Mabel Kincaid seufzte tief.

»Wir waren so ziemlich am Ende. Tom gab aber nicht auf. Er krempelte die Arme hoch und wollte die Pferdeherde verkaufen, doch da alle Abnehmer wußten, daß er auf die Dollars angewiesen war, boten sie niedrige Preise.«

Burt Cammeron nickte. Komplotte dieser Art kannte er zur Genüge. Nicht selten nutzten hartgesottene Geschäftemacher die Not ihrer Mitmenschen aus, um noch mehr abzukassieren.

»Vor vier Wochen wurde die Bank überfallen. Tom hielt sich einige Stunden davor in der Stadt auf und versuchte vergeblich, einen neuen Kredit von der Bank zu bekommen. Er trank wohl einige Whiskys zuviel und verließ die Stadt. Unterwegs wurde auf ihn geschossen. Er stürzte vom Pferderücken und blieb bewußtlos liegen.«

Mabel schloß die Augen. Die Erinnerung an die vergangenen Tage und Wochen huschten an ihrem geistigen Auge vorbei. Und es war nichts Erfreuliches, was ihr durch den Sinn ging.

»Eine Stunde später wurde Tom von Steve Forrester, dem Sheriff von Hondo, verhaftet. Der Gesetzeshüter hatte mit einem Aufgebot die Fährte des geflüchteten Bankräubers bis zu der Stelle verfolgt, an der mein Mann lag. In den Satteltaschen fand der Sternträger die Beute von fünftausend Dollar und auch die schwarze Gesichtsmakse. Außerdem war der Bankräuber auf der Flucht verwundet worden. Tom wies ebenfalls eine Schußwunde auf. Alles sprach gegen ihn. Er beteuerte bis zuletzt seine Unschuld, doch weder die Geschworenen noch der Richter glaubten ihm. So wurde er zum Tode verurteilt.«

Mabels Lippen bebten. Sie stützte den Kopf schwer in die Hände und starrte auf die Tischplatte.

»Du glaubst, daß Tom hereingelegt wurde, daß dies alles nichts anderes als ein hinterhältiger Plan gewesen ist, um ihn auszuschalten – nicht wahr?« fragte Burt Cammeron.

»Davon bin ich überzeugt«, antwortete Mabel. »Tom war jemandem im Weg, der ihn auf diese heimtückische Art und Weise aus dem Weg räumte.
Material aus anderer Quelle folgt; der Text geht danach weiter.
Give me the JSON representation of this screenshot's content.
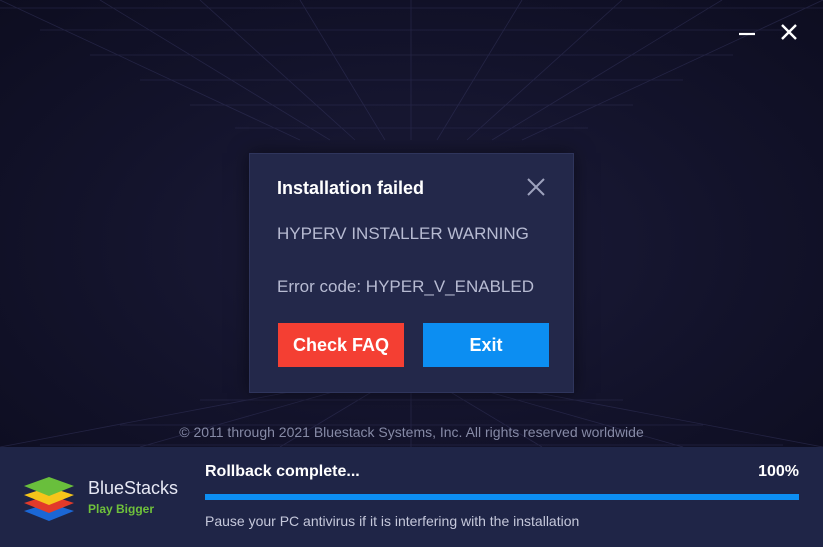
{
  "window": {
    "minimize_icon": "minimize-icon",
    "close_icon": "close-icon"
  },
  "dialog": {
    "title": "Installation failed",
    "message": "HYPERV INSTALLER WARNING",
    "error": "Error code: HYPER_V_ENABLED",
    "close_icon": "close-icon",
    "check_faq_label": "Check FAQ",
    "exit_label": "Exit",
    "check_faq_color": "#f43f33",
    "exit_color": "#0c8ef2"
  },
  "copyright": "© 2011 through 2021 Bluestack Systems, Inc. All rights reserved worldwide",
  "footer": {
    "brand_name": "BlueStacks",
    "brand_tagline": "Play Bigger",
    "logo_icon": "bluestacks-logo",
    "status": "Rollback complete...",
    "percent_label": "100%",
    "progress": 1.0,
    "hint": "Pause your PC antivirus if it is interfering with the installation"
  },
  "colors": {
    "background": "#12122a",
    "dialog_bg": "#23284a",
    "footer_bg": "#1f2547",
    "accent_blue": "#0c8ef2",
    "accent_red": "#f43f33",
    "brand_green": "#6fc13b"
  }
}
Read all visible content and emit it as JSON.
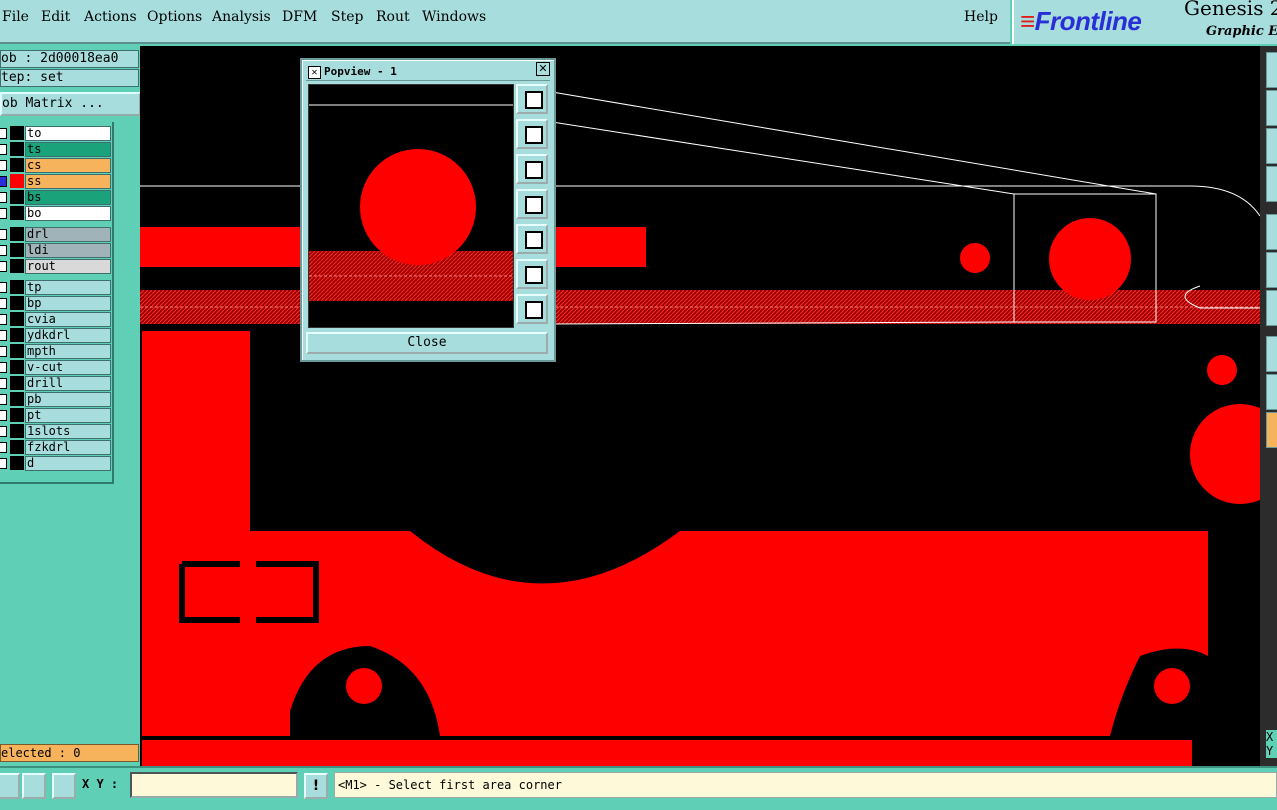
{
  "menubar": {
    "items": [
      "File",
      "Edit",
      "Actions",
      "Options",
      "Analysis",
      "DFM",
      "Step",
      "Rout",
      "Windows"
    ],
    "help": "Help"
  },
  "brand": {
    "logo": "Frontline",
    "title": "Genesis 2",
    "subtitle": "Graphic Edi"
  },
  "job_panel": {
    "job": "ob : 2d00018ea0",
    "step": "tep: set",
    "job_matrix": "ob Matrix ..."
  },
  "layers": [
    {
      "name": "to",
      "bg": "#ffffff",
      "color": "#000000"
    },
    {
      "name": "ts",
      "bg": "#1aa37a",
      "color": "#000000"
    },
    {
      "name": "cs",
      "bg": "#f6b35b",
      "color": "#000000"
    },
    {
      "name": "ss",
      "bg": "#f6b35b",
      "color": "#ff0000",
      "active": true
    },
    {
      "name": "bs",
      "bg": "#1aa37a",
      "color": "#000000"
    },
    {
      "name": "bo",
      "bg": "#ffffff",
      "color": "#000000"
    },
    {
      "name": "drl",
      "bg": "#9fb3b8",
      "color": "#000000"
    },
    {
      "name": "ldi",
      "bg": "#9fb3b8",
      "color": "#000000"
    },
    {
      "name": "rout",
      "bg": "#d9d9d9",
      "color": "#000000"
    },
    {
      "name": "tp",
      "bg": "#a7dedd",
      "color": "#000000"
    },
    {
      "name": "bp",
      "bg": "#a7dedd",
      "color": "#000000"
    },
    {
      "name": "cvia",
      "bg": "#a7dedd",
      "color": "#000000"
    },
    {
      "name": "ydkdrl",
      "bg": "#a7dedd",
      "color": "#000000"
    },
    {
      "name": "mpth",
      "bg": "#a7dedd",
      "color": "#000000"
    },
    {
      "name": "v-cut",
      "bg": "#a7dedd",
      "color": "#000000"
    },
    {
      "name": "drill",
      "bg": "#a7dedd",
      "color": "#000000"
    },
    {
      "name": "pb",
      "bg": "#a7dedd",
      "color": "#000000"
    },
    {
      "name": "pt",
      "bg": "#a7dedd",
      "color": "#000000"
    },
    {
      "name": "1slots",
      "bg": "#a7dedd",
      "color": "#000000"
    },
    {
      "name": "fzkdrl",
      "bg": "#a7dedd",
      "color": "#000000"
    },
    {
      "name": "d",
      "bg": "#a7dedd",
      "color": "#000000"
    }
  ],
  "selected": "elected : 0",
  "popview": {
    "title": "Popview - 1",
    "close": "Close",
    "buttons": [
      "zoom-window-icon",
      "pan-up-icon",
      "pan-down-icon",
      "pan-left-icon",
      "pan-right-icon",
      "zoom-in-icon",
      "zoom-out-icon"
    ]
  },
  "statusbar": {
    "xy_label": "X Y :",
    "xy_value": "",
    "warn": "!",
    "message": "<M1> - Select first area corner"
  },
  "right_strip": {
    "x": "X",
    "y": "Y"
  },
  "colors": {
    "copper": "#ff0000",
    "background": "#000000",
    "panel": "#a7dedd",
    "frame": "#5fcfb6"
  }
}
Es gab aber keine Beweise. Das Gericht schloß die Möglichkeit aus und hielt das alles nur für Ausflüchte. Tom stand auf verlorenem Posten, obwohl sein Verteidiger alles nur Menschenmögliche tat, um ihm zu helfen.«

Burt Cammeron setzte den leeren Becher klirrend auf den Tisch zurück und schüttelte nachdenklich den Kopf.